Our previous results have showed that the association between MIDEAS-AS1 and MATR3 played significant role in initiating NCALD transcription. To further confirm whether MIDEAS-AS1 exerts tumor-suppressive functions via modulating NCALD, we co-transfected si-NCALD and MIDEAS-AS1-overexpressed plasmid in TNBC cell lines. The MTT and colony formation experiments indicated that NCALD knockdown remarkably rescued the proliferation ability of MDA-MB-231 and MDA-MB-468 cells inhibited by the overexpression of MIDEAS-AS1 (Fig. 6A-B). Moreover, the transwell and wound healing assays showed that NCALD knockdown could partially recover the cell migration and invasion abilities reduced by MIDEAS-AS1-overexpression (Fig. 6C-D). Moreover, Western blot analysis revealed that NF-κB pathway-related proteins were decreased after overexpression of MIDEAS-AS1, and that was increased after co-transfection of MIDEAS-AS1 overexpression plasmid and si-MATR3 (Fig. 6E). Taken together, MIDEAS-AS1 associates with MATR3 to initiate NCALD transcription and inhibits NF-κB signaling pathway, which further affects the TNBC progression.

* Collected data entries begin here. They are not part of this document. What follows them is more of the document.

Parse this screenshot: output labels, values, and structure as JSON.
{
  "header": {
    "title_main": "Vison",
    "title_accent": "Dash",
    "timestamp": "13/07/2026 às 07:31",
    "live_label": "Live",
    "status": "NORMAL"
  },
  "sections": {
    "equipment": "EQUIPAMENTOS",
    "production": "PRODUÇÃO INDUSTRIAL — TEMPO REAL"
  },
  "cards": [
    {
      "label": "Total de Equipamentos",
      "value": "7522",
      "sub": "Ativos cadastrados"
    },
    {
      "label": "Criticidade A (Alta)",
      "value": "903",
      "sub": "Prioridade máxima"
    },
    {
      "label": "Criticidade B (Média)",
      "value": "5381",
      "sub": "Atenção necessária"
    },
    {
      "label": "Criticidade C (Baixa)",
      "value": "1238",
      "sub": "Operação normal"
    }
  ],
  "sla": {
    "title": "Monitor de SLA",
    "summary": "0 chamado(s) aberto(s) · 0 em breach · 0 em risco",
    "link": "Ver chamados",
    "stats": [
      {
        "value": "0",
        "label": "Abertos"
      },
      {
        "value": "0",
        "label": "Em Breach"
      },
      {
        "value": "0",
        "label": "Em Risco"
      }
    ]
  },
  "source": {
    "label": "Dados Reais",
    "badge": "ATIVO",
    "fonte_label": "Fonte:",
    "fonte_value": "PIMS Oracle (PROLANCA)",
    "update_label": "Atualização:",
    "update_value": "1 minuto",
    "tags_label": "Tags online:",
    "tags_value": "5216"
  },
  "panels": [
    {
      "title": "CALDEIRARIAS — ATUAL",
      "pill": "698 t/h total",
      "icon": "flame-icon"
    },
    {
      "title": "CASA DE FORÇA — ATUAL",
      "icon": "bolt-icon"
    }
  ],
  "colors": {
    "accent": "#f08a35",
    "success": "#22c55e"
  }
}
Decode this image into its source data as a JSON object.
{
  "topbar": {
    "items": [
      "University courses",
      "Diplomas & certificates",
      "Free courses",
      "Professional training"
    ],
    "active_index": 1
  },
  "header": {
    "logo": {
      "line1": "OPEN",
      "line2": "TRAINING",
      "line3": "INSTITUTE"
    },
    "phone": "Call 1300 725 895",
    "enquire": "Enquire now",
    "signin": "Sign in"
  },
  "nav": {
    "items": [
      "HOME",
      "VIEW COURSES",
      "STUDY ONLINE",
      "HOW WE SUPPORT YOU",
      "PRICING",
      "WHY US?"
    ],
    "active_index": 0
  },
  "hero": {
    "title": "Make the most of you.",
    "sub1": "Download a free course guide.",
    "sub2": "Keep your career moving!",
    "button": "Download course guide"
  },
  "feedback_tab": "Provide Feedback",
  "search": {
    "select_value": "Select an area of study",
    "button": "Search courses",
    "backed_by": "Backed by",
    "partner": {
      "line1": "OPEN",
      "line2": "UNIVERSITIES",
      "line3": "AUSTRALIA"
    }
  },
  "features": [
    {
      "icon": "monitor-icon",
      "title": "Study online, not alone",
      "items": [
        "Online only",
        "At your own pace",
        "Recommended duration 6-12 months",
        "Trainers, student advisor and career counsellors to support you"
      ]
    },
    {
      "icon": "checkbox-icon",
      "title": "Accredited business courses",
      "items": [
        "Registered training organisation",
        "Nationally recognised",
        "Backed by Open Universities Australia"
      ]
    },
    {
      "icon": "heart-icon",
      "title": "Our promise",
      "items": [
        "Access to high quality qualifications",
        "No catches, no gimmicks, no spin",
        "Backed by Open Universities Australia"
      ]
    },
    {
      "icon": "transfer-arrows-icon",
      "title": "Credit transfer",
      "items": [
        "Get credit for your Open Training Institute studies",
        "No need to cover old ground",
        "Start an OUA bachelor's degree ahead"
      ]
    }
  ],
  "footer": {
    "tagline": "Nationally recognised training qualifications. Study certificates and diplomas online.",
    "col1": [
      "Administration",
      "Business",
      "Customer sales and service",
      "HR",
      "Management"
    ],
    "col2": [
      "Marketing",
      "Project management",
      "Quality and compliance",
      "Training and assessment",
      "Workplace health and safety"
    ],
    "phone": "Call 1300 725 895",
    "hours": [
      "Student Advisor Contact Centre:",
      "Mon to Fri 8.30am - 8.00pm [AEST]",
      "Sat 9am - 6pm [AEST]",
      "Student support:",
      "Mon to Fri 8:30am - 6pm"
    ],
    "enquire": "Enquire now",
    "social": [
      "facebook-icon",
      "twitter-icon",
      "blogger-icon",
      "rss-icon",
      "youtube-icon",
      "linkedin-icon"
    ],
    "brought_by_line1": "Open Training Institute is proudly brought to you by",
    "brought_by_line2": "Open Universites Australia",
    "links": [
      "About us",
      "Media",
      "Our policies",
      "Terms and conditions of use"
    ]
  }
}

In order to further evaluate the biological function of MIDEAS-AS1 in vivo, a subcutaneous xenograft model was first constructed. The MDA-MB-231 cells stably transfected with MIDEAS-AS1 overexpressing vectors or control vectors were subcutaneously injected to the flanks of nude mice. The result showed that the tumor weight and tumor volume were significantly inhibited in xenografts of MIDEAS-AS1 overexpressing group compared with those in the control group (Fig. 7A–C). Furthermore, immunohistochemistry (IHC) assays confirmed that MIDEAS-AS1 overexpression caused decreased Ki67 expression and increased NCALD expression, but did not affect MATR3 expression (Fig. 7D-E). In addition, we further constructed pulmonary metastasis model through intravenously injecting MDA-MB-231 cells stably expressing MIDEAS-AS1 or control vectors to compare the metastatic abilities in vivo. The results showed that mice injected with MIDEAS-AS1-overexpressing TNBC cells had no or fewer metastatic foci compared with the control group (Fig. 7F–H). Together, these results indicated that MIDEAS-AS1 played a critical role in inhibiting TNBC progression and metastasis.